Clients and account leaders say the changes make it easier for them to integrate their messages across multiple platforms, change the mix of agency personnel without new paperwork or invoices and, perhaps most important, to hold one person accountable for the work of an entire multidisciplinary roster.

"I call it 'One Neck to Choke,'" said Leo Burnett Exec VP John Sheehy. His jugular is on the line at Kellogg, where he leads a team of Burnett, Starcom, Arc and Digitas staffers who later this month will move into a single office space.
John Sheehy
John Sheehy

Mr. Klues, who supervises the unnamed collaboration, said the transition to more integrated accounts has been "easier than I anticipated. But that's probably because the clients wanted it."

Old clients buy into new model
Indeed, the early adopting of the new agency model by some of the agencies' oldest clients is a clear departure from other recent agency mergers and integration efforts that tended to leave existing accounts alone and to instead focus on new business.
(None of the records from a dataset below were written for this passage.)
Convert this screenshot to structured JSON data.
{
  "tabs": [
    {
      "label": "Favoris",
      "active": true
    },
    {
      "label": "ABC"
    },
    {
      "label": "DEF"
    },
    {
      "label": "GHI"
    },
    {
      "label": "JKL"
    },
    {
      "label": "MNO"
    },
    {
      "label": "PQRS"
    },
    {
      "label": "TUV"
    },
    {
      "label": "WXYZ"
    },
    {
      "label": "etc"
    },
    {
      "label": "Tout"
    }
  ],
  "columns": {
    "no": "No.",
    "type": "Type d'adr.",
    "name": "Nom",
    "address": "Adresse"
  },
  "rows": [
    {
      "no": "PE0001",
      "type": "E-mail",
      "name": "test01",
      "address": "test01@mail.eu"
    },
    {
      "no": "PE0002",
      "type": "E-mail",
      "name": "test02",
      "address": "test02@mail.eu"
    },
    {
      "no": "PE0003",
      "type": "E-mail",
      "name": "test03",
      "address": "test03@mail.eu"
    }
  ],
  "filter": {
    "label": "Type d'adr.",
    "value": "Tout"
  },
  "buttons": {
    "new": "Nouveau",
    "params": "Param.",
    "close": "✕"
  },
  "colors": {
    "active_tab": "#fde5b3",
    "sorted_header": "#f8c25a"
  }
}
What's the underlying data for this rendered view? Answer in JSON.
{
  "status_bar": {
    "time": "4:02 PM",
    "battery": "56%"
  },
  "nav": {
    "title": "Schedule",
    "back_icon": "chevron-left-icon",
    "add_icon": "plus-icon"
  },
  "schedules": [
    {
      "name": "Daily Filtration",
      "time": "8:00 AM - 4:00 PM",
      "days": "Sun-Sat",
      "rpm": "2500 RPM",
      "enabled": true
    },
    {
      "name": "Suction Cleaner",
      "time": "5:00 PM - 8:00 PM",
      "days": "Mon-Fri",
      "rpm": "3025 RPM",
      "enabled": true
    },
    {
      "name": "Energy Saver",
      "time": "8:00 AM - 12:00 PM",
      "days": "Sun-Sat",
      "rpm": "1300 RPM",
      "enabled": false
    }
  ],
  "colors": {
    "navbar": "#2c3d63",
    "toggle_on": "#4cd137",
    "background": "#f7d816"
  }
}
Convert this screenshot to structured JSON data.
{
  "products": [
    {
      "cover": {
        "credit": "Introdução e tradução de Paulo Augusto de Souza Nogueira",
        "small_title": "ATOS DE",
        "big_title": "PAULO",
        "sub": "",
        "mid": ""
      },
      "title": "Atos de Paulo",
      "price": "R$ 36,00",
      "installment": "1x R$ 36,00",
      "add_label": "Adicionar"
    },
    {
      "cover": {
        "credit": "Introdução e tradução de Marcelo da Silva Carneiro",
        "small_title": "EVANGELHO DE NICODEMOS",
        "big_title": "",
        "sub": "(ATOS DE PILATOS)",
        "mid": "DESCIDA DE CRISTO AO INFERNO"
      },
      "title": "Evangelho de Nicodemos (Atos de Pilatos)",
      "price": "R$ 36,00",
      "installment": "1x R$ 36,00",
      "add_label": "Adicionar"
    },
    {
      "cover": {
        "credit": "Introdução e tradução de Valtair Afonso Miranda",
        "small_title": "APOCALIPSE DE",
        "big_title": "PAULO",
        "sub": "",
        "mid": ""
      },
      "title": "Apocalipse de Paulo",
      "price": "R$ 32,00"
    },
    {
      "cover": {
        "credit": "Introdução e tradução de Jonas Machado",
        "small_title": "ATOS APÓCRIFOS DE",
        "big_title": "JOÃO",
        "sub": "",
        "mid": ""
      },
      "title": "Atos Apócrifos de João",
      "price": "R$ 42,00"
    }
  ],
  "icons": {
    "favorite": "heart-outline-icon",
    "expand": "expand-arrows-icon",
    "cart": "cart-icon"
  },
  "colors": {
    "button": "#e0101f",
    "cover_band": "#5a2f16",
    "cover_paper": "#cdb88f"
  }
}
The 2006 combination of Draft and FCB, for instance, hasn't led to much change on long-held pieces of business such as Coors Brewing Co. and S.C. Johnson.
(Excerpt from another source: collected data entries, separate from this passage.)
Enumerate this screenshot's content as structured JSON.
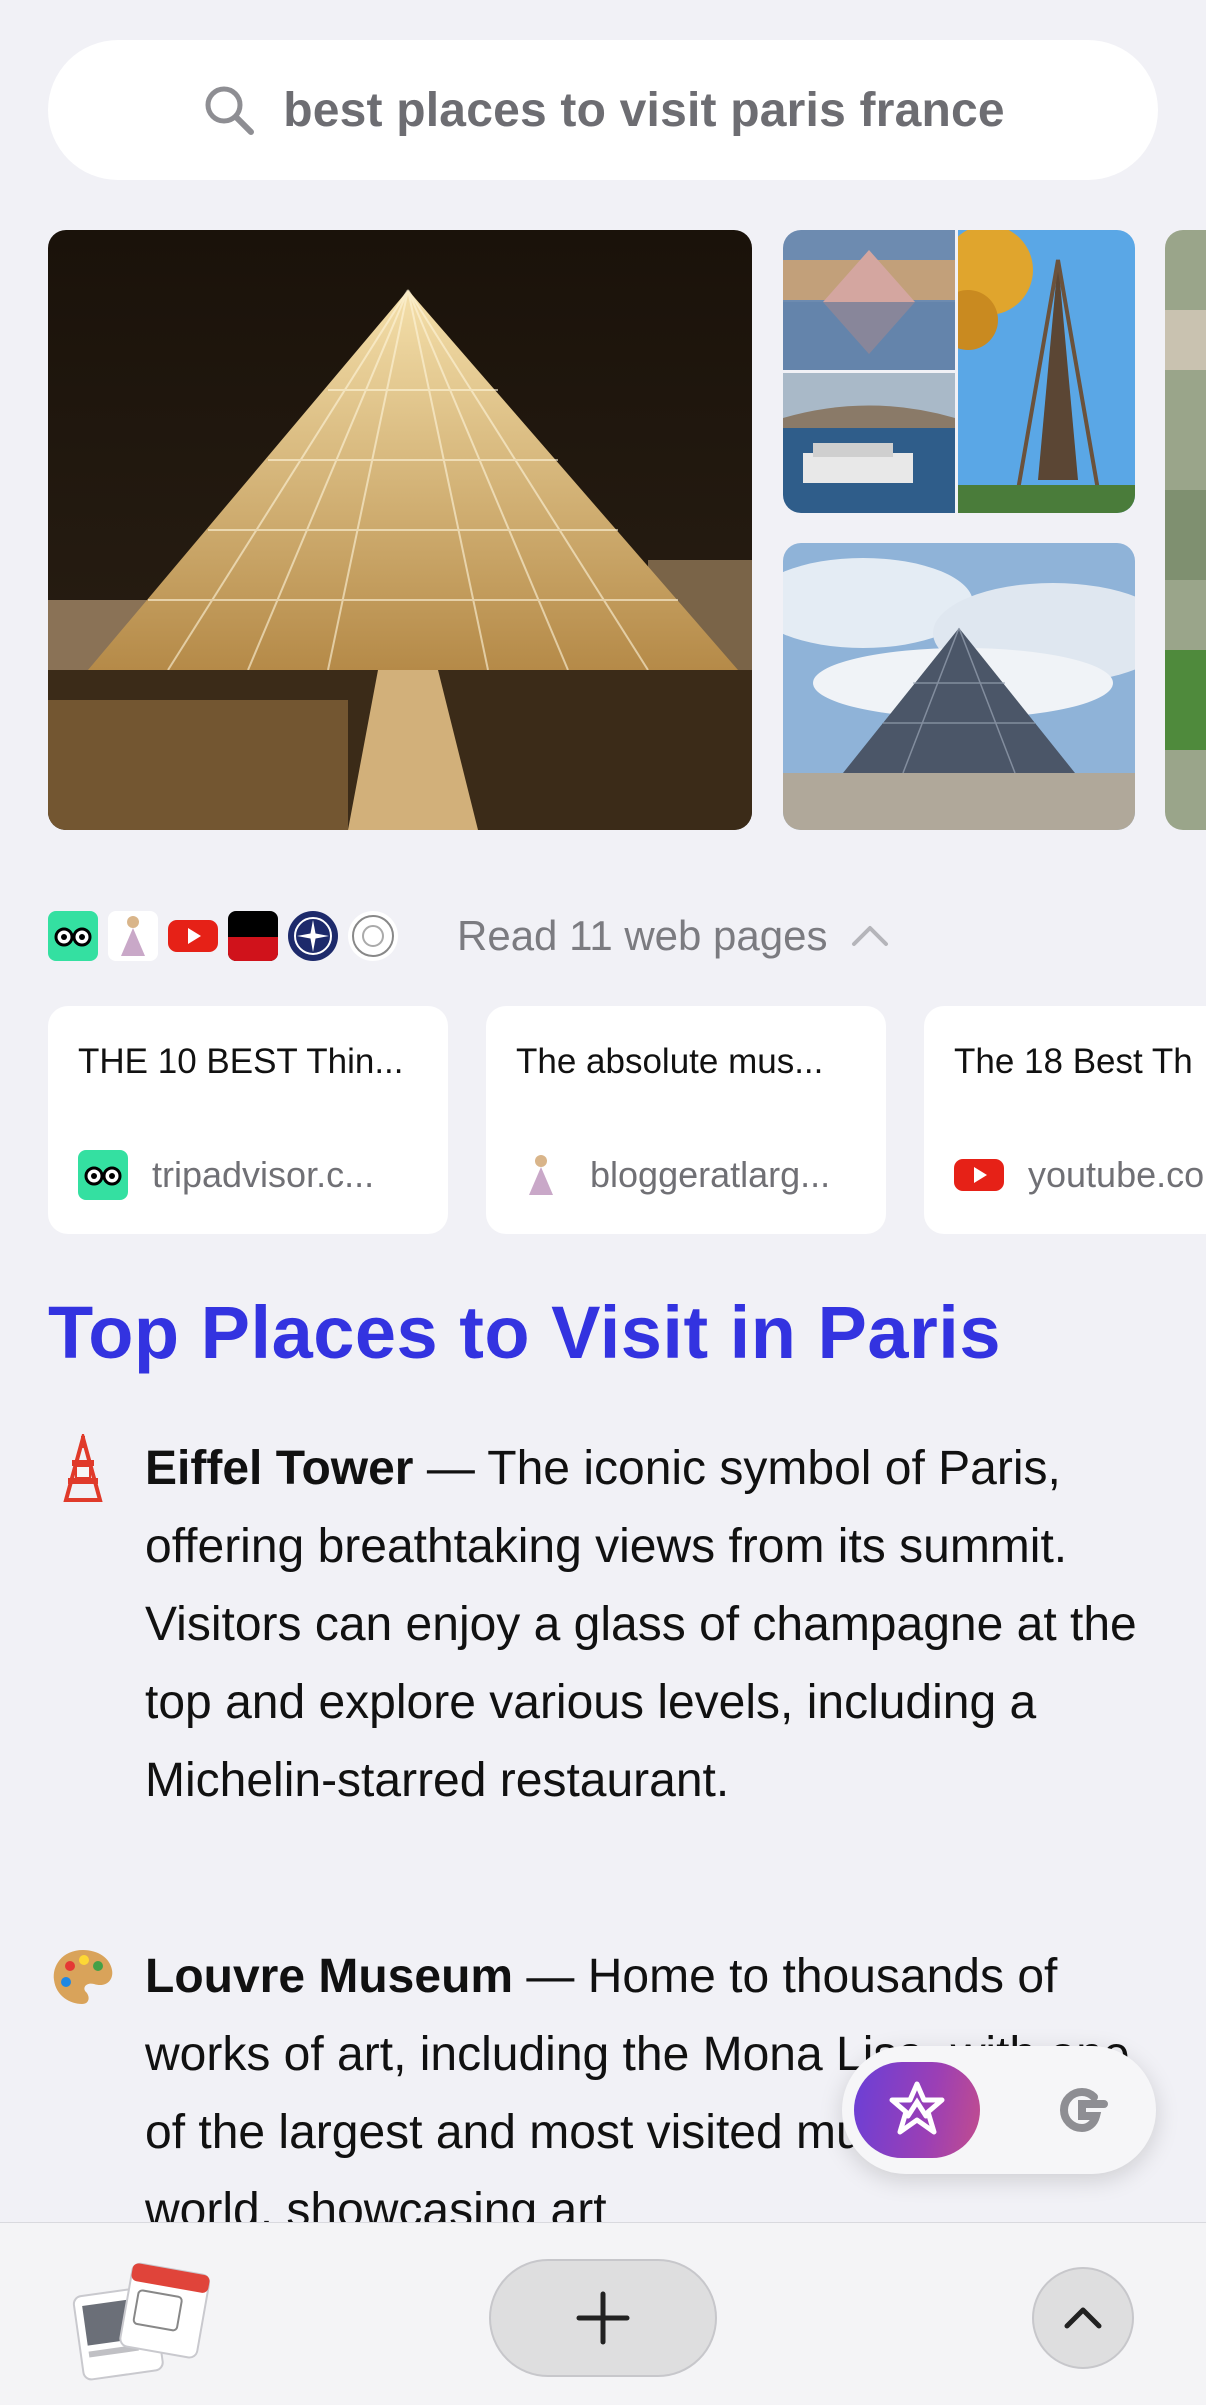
{
  "search": {
    "query": "best places to visit paris france",
    "icon": "search-icon"
  },
  "images": [
    {
      "label": "louvre-pyramid-night"
    },
    {
      "label": "louvre-reflection"
    },
    {
      "label": "eiffel-tower-autumn"
    },
    {
      "label": "seine-boat"
    },
    {
      "label": "louvre-pyramid-day"
    },
    {
      "label": "paris-aerial"
    }
  ],
  "sources": {
    "read_label": "Read 11 web pages",
    "icons": [
      "tripadvisor-icon",
      "bloggeratlarge-icon",
      "youtube-icon",
      "flag-icon",
      "compass-icon",
      "come-to-icon"
    ],
    "cards": [
      {
        "title": "THE 10 BEST Thin...",
        "site": "tripadvisor.c...",
        "icon": "tripadvisor-icon"
      },
      {
        "title": "The absolute mus...",
        "site": "bloggeratlarg...",
        "icon": "bloggeratlarge-icon"
      },
      {
        "title": "The 18 Best Th",
        "site": "youtube.co",
        "icon": "youtube-icon"
      }
    ]
  },
  "answer": {
    "heading": "Top Places to Visit in Paris",
    "items": [
      {
        "emoji": "tokyo-tower-icon",
        "name": "Eiffel Tower",
        "text": " — The iconic symbol of Paris, offering breathtaking views from its summit. Visitors can enjoy a glass of champagne at the top and explore various levels, including a Michelin-starred restaurant."
      },
      {
        "emoji": "artist-palette-icon",
        "name": "Louvre Museum",
        "text": " — Home to thousands of works of art, including the Mona Lisa, with one of the largest and most visited museums in the world, showcasing art"
      }
    ]
  },
  "floating": {
    "ai_button": "ai-assistant-icon",
    "google_button": "google-icon"
  },
  "bottom_bar": {
    "tabs": "tabs-thumbnail",
    "new_tab": "plus-icon",
    "scroll_up": "chevron-up-icon"
  },
  "colors": {
    "accent": "#3333e0",
    "background": "#f1f1f6"
  }
}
Kellogg Chief Marketing Officer Mark Baynes said he pushed for the shifts because he felt they were the best way for the marketer to replicate isolated successes it had in rolling out integrated programs for its Frosted Flakes and Special K brands. "Sometimes in the past, we haven't had people seeing across the lines, but in the new structure it's really impossible to go into a meeting without thinking about integration," he said.
Mark Baynes
Mark Baynes

The new model is also ushering in changes beyond account management. It's spawned a consultancy called "Ignition Point," which aims to build off strategic data insights, as well as a combined production center that will allow all the work on a given account to be produced together regardless of whether it'll run online, on air or elsewhere.

Just don't call it 'rebundling'
The new model still hasn't proved it can win new business for the shops, although Burnett's North American president, Rich Stoddart, said he was "bullish" on that front. A key early test is expected from the forthcoming review for MillerCoors' consolidated media account. None of the executives interviewed would comment about preparations for that pitch, which are said to be ongoing.

It might be easier to sell if it had a name. After the "Insight Factory" moniker was announced with fanfare and industry pablum along the lines of "right-time, right-size solutions," the name was ditched. "I don't know [what to call it], I just hope we can avoid 'rebundling,'" said Mr. Klues.